ROMA - «Nessuna meraviglia, nè allora nè oggi». Questo il commento di Francesco Cossiga alla relazione sulla Gladio Rossa del Pci. «Non conosco questo dossier, ma i fatti», afferma l'ex Capo dello Stato. «Sull'esistenza, organizzazione e scopi della struttura militare clandestina del Pci - ricorda Cossiga - fui "indottrinato" dal servizio informazioni delle forze armate al momento della mia nomina a sottosegretario di Stato per la Difesa e, successivamente, dall'ex divisione Affari Riservati poi ispettorato generale antiterrorismo e quindi servizio di sicurezza del ministero dell'Interno al momento della mia nomina al Viminale». «La cosa non mi meravigliò allora - afferma quindi il senatore a vita - e non mi meraviglia adesso: mi sembra tragicamente naturale che in una società totalmente disomogenea come quella italiana dove il fascismo prima, la sconfitta e la dissoluzione dello Stato dell'8 settembre del '43, e la dimensione non solo di guerra patriottica ma di guerra civile e di classe della Resistenza uccidessero il concetto unitario di patria, anche se difeso eroicamente dagli eroi di Cefalonia, da coloro che combattevano la Resistenza come guerra patriottica, dagli ingenui ragazzi della Rsi e dai deportati dei campi di sterminio nazisti». «Mi sembrò e mi sembra tuttora naturale - prosegue Cossiga - che in un mondo, in un'Europa e in un'Italia dove la contrapposizione tra schieramenti politici non era soltanto politica, ma ideologica, e divisione globale filosofico-politica dello Stato e dello società, il Pci, parte importante del movimento comunista internazionale che aveva nel Pcus il partito leader e nell'Urss il suo strumento strategico politico-militare, non potesse attenersi ai normali concetti di lealtà verso uno Stato che era strumento dell'opposta visione della società.
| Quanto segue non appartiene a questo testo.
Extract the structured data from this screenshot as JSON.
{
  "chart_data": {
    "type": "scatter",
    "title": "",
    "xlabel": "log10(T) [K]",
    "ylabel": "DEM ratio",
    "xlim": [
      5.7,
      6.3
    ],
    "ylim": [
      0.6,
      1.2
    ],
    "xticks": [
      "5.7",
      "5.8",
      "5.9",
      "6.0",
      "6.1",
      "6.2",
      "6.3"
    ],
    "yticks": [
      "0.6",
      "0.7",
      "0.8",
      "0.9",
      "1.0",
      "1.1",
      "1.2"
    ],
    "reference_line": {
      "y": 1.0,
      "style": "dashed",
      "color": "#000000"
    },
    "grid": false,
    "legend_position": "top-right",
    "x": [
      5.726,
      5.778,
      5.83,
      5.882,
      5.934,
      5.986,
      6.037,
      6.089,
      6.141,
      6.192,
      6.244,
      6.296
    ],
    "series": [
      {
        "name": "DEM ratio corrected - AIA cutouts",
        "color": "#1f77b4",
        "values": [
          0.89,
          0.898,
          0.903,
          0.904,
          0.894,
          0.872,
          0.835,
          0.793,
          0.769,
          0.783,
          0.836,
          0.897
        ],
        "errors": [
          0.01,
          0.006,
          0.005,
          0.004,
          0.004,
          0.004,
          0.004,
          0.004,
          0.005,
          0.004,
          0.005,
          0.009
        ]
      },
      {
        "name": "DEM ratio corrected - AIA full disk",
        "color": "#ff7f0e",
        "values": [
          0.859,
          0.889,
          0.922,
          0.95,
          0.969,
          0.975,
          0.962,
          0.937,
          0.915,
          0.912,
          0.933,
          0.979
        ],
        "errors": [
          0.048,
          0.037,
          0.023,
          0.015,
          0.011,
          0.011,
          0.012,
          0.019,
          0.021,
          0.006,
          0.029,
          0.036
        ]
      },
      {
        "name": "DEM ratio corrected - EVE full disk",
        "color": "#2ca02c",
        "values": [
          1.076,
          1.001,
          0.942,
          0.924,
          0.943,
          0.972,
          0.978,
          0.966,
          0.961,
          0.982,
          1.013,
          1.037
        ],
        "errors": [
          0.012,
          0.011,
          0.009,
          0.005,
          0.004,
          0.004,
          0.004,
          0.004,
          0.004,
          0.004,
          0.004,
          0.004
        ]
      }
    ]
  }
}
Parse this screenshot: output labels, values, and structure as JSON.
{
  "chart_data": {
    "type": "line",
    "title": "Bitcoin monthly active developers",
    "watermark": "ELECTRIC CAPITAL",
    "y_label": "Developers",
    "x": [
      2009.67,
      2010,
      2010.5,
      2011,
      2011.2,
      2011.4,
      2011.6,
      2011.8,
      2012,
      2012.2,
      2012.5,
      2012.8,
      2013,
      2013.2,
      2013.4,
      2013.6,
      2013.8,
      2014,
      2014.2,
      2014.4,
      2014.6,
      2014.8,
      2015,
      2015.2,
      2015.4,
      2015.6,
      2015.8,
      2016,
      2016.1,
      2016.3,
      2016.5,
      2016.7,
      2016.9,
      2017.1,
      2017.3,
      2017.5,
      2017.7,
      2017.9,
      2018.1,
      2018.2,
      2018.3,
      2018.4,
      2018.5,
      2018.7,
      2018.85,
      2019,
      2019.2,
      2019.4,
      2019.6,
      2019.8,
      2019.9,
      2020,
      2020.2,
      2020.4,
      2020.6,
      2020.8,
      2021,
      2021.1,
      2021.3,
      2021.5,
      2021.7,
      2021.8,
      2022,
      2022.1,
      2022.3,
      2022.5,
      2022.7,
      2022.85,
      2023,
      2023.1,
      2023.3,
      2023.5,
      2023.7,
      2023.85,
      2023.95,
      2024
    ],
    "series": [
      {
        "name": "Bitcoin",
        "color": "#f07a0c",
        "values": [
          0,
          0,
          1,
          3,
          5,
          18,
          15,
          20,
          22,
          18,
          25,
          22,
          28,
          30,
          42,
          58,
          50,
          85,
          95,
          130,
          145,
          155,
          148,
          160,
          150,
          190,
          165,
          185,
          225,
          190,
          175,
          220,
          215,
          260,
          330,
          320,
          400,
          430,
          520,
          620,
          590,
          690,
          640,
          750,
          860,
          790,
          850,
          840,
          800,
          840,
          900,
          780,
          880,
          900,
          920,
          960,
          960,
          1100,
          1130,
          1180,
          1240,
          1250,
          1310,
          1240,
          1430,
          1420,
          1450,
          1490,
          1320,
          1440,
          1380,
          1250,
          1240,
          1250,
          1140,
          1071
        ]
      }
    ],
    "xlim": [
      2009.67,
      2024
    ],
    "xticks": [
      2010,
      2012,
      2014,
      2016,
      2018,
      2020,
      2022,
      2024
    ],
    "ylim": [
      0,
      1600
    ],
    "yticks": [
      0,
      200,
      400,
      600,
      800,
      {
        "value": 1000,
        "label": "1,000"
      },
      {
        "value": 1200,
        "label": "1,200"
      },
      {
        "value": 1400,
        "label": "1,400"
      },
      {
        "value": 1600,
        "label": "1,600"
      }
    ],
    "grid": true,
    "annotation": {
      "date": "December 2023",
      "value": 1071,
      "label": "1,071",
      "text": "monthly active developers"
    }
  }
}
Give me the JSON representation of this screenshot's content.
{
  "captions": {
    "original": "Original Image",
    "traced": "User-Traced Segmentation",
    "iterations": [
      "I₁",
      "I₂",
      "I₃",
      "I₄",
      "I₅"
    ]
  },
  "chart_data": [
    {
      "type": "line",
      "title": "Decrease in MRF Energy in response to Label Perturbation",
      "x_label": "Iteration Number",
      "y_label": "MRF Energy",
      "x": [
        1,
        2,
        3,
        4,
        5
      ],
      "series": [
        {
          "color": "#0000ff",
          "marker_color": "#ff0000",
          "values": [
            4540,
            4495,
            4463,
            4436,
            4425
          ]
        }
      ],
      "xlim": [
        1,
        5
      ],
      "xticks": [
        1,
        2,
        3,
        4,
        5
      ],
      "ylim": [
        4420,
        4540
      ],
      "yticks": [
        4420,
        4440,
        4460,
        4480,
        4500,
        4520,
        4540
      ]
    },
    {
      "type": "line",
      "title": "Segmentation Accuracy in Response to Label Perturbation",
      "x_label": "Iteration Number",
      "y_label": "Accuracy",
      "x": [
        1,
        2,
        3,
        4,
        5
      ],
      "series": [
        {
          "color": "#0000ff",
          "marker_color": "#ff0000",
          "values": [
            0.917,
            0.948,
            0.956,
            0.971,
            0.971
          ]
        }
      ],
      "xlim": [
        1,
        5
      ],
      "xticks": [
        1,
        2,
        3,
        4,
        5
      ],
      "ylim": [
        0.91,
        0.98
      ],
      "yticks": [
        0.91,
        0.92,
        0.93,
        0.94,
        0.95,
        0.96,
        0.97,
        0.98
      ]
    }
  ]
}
E fu comprensibile come in Italia si ebbe una divaricazione, direi una duplicazione dei concetti di nazione e di patria. In queste condizioni, che il Pci pensasse a mantenere viva l'alternativa insurrezionale anche di fronte alla prevalente scelta parlamentare, e che si apprestasse ad appoggiare in caso di guerra le forze del Patto di Varsavia, è del tutto comprensibile, anzi naturale».
L’interrogativo
di Cossiga: «Ma perchè continuiamo a parlare di ciò
che appartiene al passato e può essere giudicato solo dalla storia?».